Читать книгу Durchschlag am Gotthard - Alexander Grass - Страница 25
Neuland im Tunnelbau
ОглавлениеDie Belüftung erschien zu jener Zeit als eines der wichtigsten Probleme bei den immer zahlreicher werdenden Autotunnelprojekten. Das galt insbesondere auch für den längsten Strassentunnel der Welt am Gotthard. Die gesundheitsschädlichen Auswirkungen von Autoabgasen waren eben erst bekannt geworden.13 Es wurde untersucht, welche Symptome sich bei Menschen bei welchen Konzentrationen des gefährlichen Kohlenmonoxids einstellten. EASF-Direktor Robert Ruckli stand in Kontakt mit den Betreibern italienischer Autobahntunnels, die bereits über Erfahrungen mit Schadstoffen in Strassentunnels verfügten, 14 und den Tunnels am Mont Blanc und am Grossen Sankt Bernhard wurde ein Besuch abgestattet.15 So wurde mit Ortsterminen und Briefwechseln das damals verfügbare Wissen aufwendig recherchiert.
Welche Mengen gesundheitsschädlicher Abgase würden Autos in den kommenden Jahrzehnten ausstossen?

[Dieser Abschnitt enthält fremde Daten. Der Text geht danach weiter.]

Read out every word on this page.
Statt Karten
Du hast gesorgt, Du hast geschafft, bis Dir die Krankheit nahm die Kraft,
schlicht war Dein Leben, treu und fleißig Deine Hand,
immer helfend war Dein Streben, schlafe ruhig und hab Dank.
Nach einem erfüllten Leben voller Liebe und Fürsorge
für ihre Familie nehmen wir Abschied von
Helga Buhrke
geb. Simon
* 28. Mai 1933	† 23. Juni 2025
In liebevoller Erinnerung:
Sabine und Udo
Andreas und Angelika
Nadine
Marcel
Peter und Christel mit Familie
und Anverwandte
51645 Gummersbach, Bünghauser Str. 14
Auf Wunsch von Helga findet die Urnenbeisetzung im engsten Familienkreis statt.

Die Antwort auf diese Frage war zusammen mit den Grenzwerten entscheidend für die Auslegung der Lüftung im Gotthard-Strassentunnel. In Kalifornien entstanden weltweit erste Vorschriften, mit denen der Ausstoss von Kohlenmonoxid um fast ein Drittel gesenkt wurde. Die Planer des Tunnels am Gotthard nahmen solche Grenzwerte vorweg und gingen davon aus, dass der europäische Fahrzeugbestand ab 1985 den kalifornischen Vorschriften entsprechen werde.16 Zugleich aber wurden die Grenzwerte für die Kohlenmonoxidkonzentration in der Tunnelluft festgelegt und verschärft. Der Hollandtunnel in New York wurde genauso wie viele ältere Tunnels auf 400 Parts per million (ppm) ausgelegt, also auf 400 Gasteile Kohlenmonoxid auf eine Million Luftteile. 1967 wurden die internationalen Grenzwerte für Gebirgstunnel auf 150 ppm herabgesetzt. In der Schweiz waren es 200 ppm17 – und im Mont-Blanc-Tunnel 100 ppm.
Kurz vor der Eröffnung des Mont-Blanc-Tunnels 1965 wurde festgestellt, dass die Lüftung nicht für 1000 Fahrzeuge pro Stunde ausreicht, sondern nur für 500. Die Lüftung war aus Kostengründen zu klein geplant worden. Am Gotthard wurden also zahlreiche Anordnungen von Lüftungssystemen und Tunnelquerschnitten untersucht.18 Je enger ein Lüftungskanal ist, desto höher ist der Energiebedarf für das Einblasen und Absaugen von Luft oder Abgasen. Bei vier Lüftungsschächten waren die Lüftungsabschnitte im Strassentunnel kürzer als bei zwei Schächten, die Ventilatoren brauchten in diesem Fall also weniger Energie als bei langen Abschnitten, dafür mussten mehr kostspielige Schächte gebohrt werden. In unverkleideten, rauen Zuluftstollen stieg der Energieverbrauch, bei glatten, im Bau aber teureren Stollenwänden sank er hingegen. Gesucht war das Optimum bei der Summe aus Anlage- und Betriebskosten.